During the Infection Control Inspection, LPA toured facility with including but not limited to front entrance, screening station, hand washing stations, bedrooms, common areas, kitchen, and backyard. Facility has a sufficient two day perishable and one week non-perishable food supply. Visitors policy is posted on the front entrance. There is one central entry point for universal screening for staff, residents, and visitors. A sign-in policy, thermometer and hand sanitizer were observed at screening station. Cough/sneeze etiquette, social distancing and hand washing posters were observed. Common touched surfaces are disinfected at least once daily.

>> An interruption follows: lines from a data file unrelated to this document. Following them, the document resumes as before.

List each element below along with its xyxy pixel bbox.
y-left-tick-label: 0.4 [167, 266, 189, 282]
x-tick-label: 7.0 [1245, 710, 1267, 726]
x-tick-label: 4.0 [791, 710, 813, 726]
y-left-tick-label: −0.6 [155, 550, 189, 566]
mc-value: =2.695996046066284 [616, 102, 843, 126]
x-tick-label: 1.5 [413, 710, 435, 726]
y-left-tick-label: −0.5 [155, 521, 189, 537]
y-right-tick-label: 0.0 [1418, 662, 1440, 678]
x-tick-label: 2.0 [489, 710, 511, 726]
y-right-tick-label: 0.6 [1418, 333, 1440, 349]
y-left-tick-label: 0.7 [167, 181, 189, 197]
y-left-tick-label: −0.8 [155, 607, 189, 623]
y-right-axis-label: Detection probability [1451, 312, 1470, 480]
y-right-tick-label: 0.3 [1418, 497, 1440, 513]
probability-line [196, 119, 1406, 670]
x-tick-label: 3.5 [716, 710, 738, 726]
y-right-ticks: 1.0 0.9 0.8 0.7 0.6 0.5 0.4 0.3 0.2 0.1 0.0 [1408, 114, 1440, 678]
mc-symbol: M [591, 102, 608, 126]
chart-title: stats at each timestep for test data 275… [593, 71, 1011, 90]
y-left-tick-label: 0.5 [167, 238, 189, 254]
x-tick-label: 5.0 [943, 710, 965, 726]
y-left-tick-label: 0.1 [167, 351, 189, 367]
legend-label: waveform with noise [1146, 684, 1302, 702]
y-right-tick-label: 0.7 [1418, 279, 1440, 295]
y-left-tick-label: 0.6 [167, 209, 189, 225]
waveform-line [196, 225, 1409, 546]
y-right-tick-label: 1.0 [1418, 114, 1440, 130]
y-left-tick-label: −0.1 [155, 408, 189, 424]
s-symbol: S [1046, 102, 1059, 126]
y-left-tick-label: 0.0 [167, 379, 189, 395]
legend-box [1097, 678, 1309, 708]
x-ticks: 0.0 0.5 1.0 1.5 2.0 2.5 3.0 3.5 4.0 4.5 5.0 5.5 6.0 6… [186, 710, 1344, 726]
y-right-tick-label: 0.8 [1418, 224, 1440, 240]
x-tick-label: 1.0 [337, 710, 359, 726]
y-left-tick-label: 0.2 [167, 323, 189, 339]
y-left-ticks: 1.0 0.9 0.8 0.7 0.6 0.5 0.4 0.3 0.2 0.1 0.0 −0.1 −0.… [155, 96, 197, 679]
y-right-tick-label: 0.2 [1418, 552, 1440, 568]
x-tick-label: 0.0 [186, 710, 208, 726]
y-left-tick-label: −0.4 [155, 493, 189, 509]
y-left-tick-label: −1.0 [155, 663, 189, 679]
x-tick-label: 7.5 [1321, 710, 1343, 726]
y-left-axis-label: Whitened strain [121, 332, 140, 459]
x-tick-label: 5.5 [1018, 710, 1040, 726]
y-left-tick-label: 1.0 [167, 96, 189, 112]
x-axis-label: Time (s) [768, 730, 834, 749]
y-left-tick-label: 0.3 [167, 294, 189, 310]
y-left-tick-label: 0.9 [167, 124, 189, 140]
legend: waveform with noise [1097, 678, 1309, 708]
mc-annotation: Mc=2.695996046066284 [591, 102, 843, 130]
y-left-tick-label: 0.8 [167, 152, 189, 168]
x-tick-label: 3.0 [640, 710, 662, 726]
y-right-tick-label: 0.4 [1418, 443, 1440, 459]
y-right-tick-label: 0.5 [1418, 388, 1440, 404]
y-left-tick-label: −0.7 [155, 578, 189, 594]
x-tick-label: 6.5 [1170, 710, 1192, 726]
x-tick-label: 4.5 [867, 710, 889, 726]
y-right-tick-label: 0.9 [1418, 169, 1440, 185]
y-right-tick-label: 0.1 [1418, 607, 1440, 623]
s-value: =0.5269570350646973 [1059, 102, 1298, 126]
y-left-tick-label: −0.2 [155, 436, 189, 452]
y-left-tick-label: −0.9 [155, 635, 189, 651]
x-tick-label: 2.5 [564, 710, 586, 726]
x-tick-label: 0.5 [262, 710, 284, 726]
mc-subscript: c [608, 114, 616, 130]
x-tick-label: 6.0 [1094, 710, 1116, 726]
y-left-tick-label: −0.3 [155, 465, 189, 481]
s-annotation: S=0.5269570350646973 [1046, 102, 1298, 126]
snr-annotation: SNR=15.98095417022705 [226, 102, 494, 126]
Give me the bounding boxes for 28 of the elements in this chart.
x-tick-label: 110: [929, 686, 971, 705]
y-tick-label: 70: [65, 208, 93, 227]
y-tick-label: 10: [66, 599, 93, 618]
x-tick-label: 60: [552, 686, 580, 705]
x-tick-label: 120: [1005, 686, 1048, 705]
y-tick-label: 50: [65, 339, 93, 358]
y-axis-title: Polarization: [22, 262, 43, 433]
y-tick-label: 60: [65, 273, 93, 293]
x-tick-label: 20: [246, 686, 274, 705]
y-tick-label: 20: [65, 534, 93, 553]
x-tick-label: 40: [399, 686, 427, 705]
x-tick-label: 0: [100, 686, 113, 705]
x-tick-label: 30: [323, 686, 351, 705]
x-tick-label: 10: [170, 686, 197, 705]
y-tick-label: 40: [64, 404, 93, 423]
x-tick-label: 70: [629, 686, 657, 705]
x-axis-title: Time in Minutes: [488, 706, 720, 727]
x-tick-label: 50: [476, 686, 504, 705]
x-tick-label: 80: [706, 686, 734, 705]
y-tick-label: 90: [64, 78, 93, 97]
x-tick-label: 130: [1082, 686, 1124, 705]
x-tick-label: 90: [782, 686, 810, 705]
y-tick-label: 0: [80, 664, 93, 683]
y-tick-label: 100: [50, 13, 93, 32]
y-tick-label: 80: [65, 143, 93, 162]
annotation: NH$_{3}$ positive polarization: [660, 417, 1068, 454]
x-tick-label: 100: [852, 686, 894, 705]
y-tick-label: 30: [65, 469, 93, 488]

Bathrooms are equipped with liquid soap, paper towel and trash bins with touchless lids. Facility has a 30-day supply of PPEs maintained at central location and easily accessible for staff. Smoke and carbon monoxide detectors were observed and maintained. First Aid kit was complete. Fire extinguisher was observed serviced. LPA observed facility passages inside and out free of obstruction.

No deficiencies cited during visit. Exit interview conducted and a copy of this report provided.
SUPERVISORS NAME: Yvonne Flores-Larios
LICENSING EVALUATOR NAME: Paris Watson
LICENSING EVALUATOR SIGNATURE: DATE: 12/05/2022
I acknowledge receipt of this form and understand my licensing appeal rights as explained and received.
FACILITY REPRESENTATIVE SIGNATURE: DATE: 12/05/2022
This report must be available at Child Care and Group Home facilities for public review for 3 years.